Meet your new favourite barbecue staple: juicy and aromatic lamb skewers.
- 500 g ground lean lamb
- 1 small onion, grated
- ⅔ cup chopped parsley
- 1 clove garlic, grated
- ½ tsp cinnamon
- ¼ tsp allspice
- 1 ½ tsp salt
- 1 tsp pepper
- Olive oil, for drizzling
Oven temperatures are for conventional; if using fan-forced (convection), reduce the temperature by 20˚C. | We use Australian tablespoons and cups: 1 teaspoon equals 5 ml; 1 tablespoon equals 20 ml; 1 cup equals 250 ml. | All herbs are fresh (unless specified) and cups are lightly packed. | All vegetables are medium size and peeled, unless specified. | All eggs are 55-60 g, unless specified.

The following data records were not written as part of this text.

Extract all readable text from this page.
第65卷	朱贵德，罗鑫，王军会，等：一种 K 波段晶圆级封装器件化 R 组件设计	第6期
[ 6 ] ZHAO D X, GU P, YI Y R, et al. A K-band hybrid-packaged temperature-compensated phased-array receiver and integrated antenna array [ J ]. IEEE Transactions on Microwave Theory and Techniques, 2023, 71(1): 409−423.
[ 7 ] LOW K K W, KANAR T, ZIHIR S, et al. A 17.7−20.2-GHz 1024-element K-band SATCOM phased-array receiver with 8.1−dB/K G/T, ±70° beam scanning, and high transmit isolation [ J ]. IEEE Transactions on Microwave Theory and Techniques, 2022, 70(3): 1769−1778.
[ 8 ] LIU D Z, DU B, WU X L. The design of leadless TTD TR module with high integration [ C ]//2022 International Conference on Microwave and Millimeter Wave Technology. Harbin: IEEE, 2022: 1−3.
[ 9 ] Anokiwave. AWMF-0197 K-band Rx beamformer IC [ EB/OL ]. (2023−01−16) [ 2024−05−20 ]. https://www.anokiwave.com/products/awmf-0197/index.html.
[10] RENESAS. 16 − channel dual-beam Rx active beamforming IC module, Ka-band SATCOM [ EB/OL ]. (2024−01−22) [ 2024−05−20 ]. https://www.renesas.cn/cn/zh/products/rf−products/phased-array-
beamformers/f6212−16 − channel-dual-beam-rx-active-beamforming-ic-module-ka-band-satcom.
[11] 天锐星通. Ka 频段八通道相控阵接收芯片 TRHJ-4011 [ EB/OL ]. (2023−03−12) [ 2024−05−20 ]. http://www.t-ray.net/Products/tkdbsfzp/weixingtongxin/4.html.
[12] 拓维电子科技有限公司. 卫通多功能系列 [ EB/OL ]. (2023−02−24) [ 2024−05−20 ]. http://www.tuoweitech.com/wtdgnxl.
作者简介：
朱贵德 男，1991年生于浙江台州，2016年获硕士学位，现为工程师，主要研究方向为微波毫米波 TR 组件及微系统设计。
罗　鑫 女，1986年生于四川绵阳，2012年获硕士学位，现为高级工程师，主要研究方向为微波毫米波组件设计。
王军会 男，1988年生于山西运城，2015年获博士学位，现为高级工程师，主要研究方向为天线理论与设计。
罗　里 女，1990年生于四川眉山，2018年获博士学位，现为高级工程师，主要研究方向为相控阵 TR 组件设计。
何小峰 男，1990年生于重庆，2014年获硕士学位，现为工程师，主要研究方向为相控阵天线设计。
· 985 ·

- In a large bowl, mix together lamb, onion, parsley, garlic, cinnamon, all-spice, salt and pepper.
- Divide the mixture into 6 portions. Roll into a ball, then push metal skewer drizzled with olive oil through the ball. Stretch and shape meat along the skewer to make a cylinder-like shape, tapering off the end at the top tip of the skewer.
- Grill meat on a grill over medium high until cooked through, turning the skewers as needed, until lightly browned on the outside.